İki kutuplu dünyanın giderek kapitalist-Liberal bir dünya egemenliğine boyun eğişinin ardından, ulusların kültürel mücadeleleri de giderek daha akılcı bir izlek üzerinde seyretmek zorunda kaldı. Çünkü 20. Yüzyılla başlayan bu yeni sömürü biçiminin adı artık küreselleşmedir. Diğer taraftan küreselleşmenin sonuçlarının henüz tam bir analitik işleme tabi tutul(a)mayışı veya muğlâk, loş (obscur) yanlarının bolluğu, onu tahammül gösterilen bir kavram haline de dönüştürmüştür. Eşitlik, özgürlük ve ekonomik refah ülkülerinden yola çıkan Kapitalist-Liberal görüş, bu kavramlardan elde kalan ekonomik refahla yetinmek zorunda kaldı! Küresel güç olmayı başaranlar, öteki uluslara kültürel kimliklerini değiştirme karşılığında sundukları seçenek ise, sonrasında bedeli çok daha ağır ödenecek veresiye bir refah süreciydi. Küreselleşmede egemen gücün dışında başka bir değere tahammül yoktur. Özellikle, klasiğe bir karşı duruş

(7)

olarak gösterilen Modernizm olgusu da doğru irdelendiğinde kendi değerleriyle bir hesaplaşma bir başka yönüyle de klasiği arındırma evresiydi. Aslında Latince kökenli modernizm sözcüğü, M.S. 5. Yüzyılda pagan inanca sahip Roma’lıları, Hristiyan Romalı’lardan ayırt etmek için kullanılmış olmasına rağmen, Alman felsefeci JürgenHabermas onu eskinin karşısında ‘yeni’ anlamında kullandı. Bu konunun bizi ilgilendiren yönü ise bahsi geçen klasik ya da modernin neyi içerip içermediği sorusudur. Post modern düşüncenin 1960 sonrası kültür ve sanat ortamına kurtuluş reçetesi olarak sunduğu örneklere bakıldığında da durum farklı değildir. ‚Post-Moderrnizm’e gelince: Bu akımı, ister araya tire koyarak ister koymayarak yazalım, salt sözcük olarak şu şekilde anlamak, en azından sanattaki uygulamaları kavrayabilmek açısından yararlı görülebilir: Postmodernizm, Modernizm’den sonra, fakat onun üzerine oluşturulan bir akımdır. Bu akım, yine tanımı icabı, Modernizm’i temel alır ve onu red etse bile, onun ayrışmaz bir eki olarak yapar bu reddi. O hâlde Postmodernizm, her şeyden önce, bir eklektik anlayış içinde çoğulculuğu benimseyen ‘her şey olur’ parolasıyla kendini ortaya koyan bir akımdır; ‘ya öyle-ya böyle’ değil, ‘hem öyle-hem böyle’ düşüncesi onu çoğulcu çok yönlü bir akım hâline getirir‛ (Erinç, 2004: 165). Başlangıçta evrensel paylaşıma olanak veren bir anlayışmış gibi görebileceğimiz Postmodernlik kavramı, bir başka yönüyle de Modernizm’in hedeflediği kültür emperyalizminin taşımacılık görevini üstlendiriyordu. ‚O hâlde Postmodernizm için her şeyden önce ‘modernleşme’ sürecinin tamamlanmış olması, modernleşmenin yapısının bir daha geri gelmemek üzere silinmiş olması bir ön şarttır. Bir başka değişle, yaşam tarzı olarak, dolayısıyla eylem olarak modernliği özümsemiş, hazmetmiş, sindirmiş olmak gerekir. Aksi hâlde Postmodernizm bir taklit olur. Hem de kişiliği yok edici bir taklit…‛ (Erinç, 2004: 167).

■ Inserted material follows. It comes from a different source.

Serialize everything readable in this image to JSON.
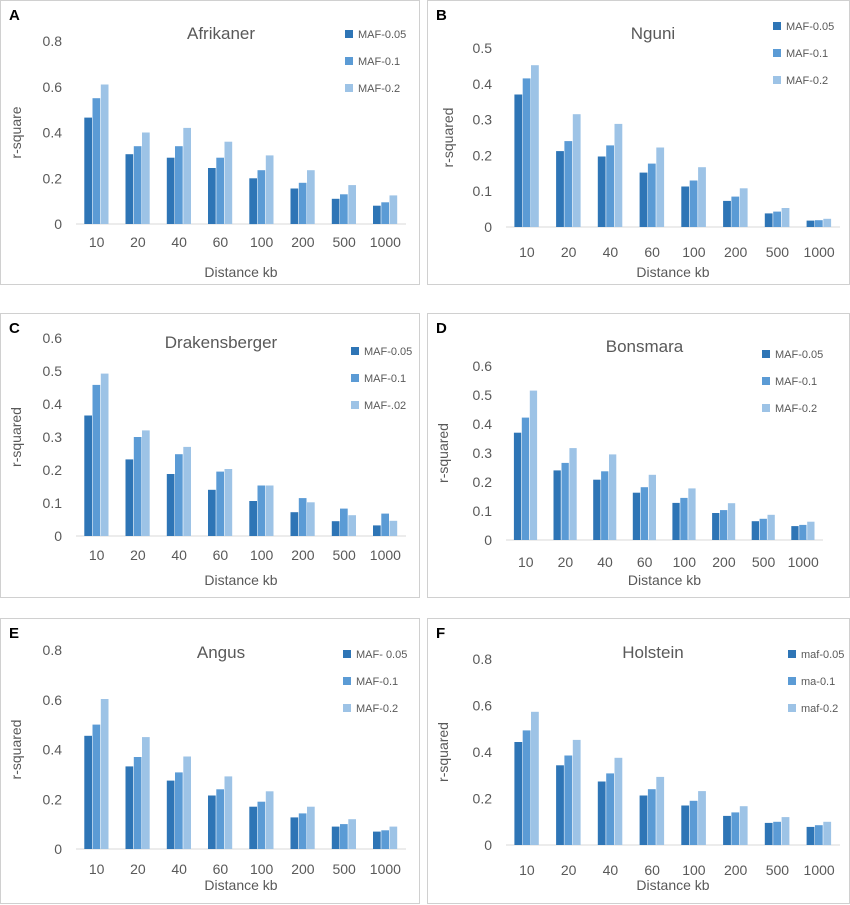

Postmodernlik kavramını teknik içerikten öte bir düşünce tarzı olarak görmemiz gerekir. Sanatın bir tekniği olarak kullanılamaz. Aksi halde egemen fikrin etrafında eğreti şekilde kalacaktır. Bu tehlikenin farkına varan uluslar başta kendi kültürel kimliklerini çağın gereksinimlerine göre geliştirme ve zenginleştirme yoluna gitmişlerdir.

‚Liberal ekonomilerde üretim ve tüketim bireyseldir, bireycidir. Ama kültürel yaşam bireysel olduğu kadar da toplumsaldır. Bunu kitlesellikle karıştırmamak gerekir. Toplumsal olan bireysel olanı içerir, oysa kitlesel olan bireysel olanı baskı altına alır ve yok eder. Bu çok tehlikeli bir durumdur. Bu nedenle Avrupa ülkeleri özgür girişimi ve kültürel yaşamlarını başıboş bırakmıyorlar, ona ortak kültür mirası olarak sahip çıkıyorlar. Çünkü kültür ulusal ve evrensel anlamda herkesin malıdır ve her durumda bu özelliğini sürdürecektir. Bu gerçek herkese, ama özellikle devlet yöneticilerine ağır sorumluluklar yüklemektedir. Sanatın kültüre etkisi, bugünden yarına gözlenebilecek somut bir olgu değildir. Bu bir süreçtir. Kültürel yaratıcılık ve birikim, bunların topluma ulaşması çok zaman alır. Kültür devlet desteğinde, bilimsel düşünce ve yaratıcı bilinci geliştirecek anlayışta bir eğitim sistemiyle, tüm toplumsal kurum ve örgütlenme biçimleriyle ele alınıp işlenmedikçe sorun çözülemez. Bunun tersi kültürsüzleşmek, çürüme ve köleleşmektir. Kültürsüzlük, temelsizlik, bugünsüzlük, geleceksizliktir‛ (Aral, 1994).

(8)

Bu tehlikenin farkında olan bilinçli toplumlar söz konusu kültür-sanat olduğunda devletin bütün kurumlarıyla akılcı ve korumacı bir tepkisellik içinde yer alırlar. Çünkü sanatın yenik düşeceği bir süreçte, toplum bilincinden ve ruhundan söz etmekte olası değildir.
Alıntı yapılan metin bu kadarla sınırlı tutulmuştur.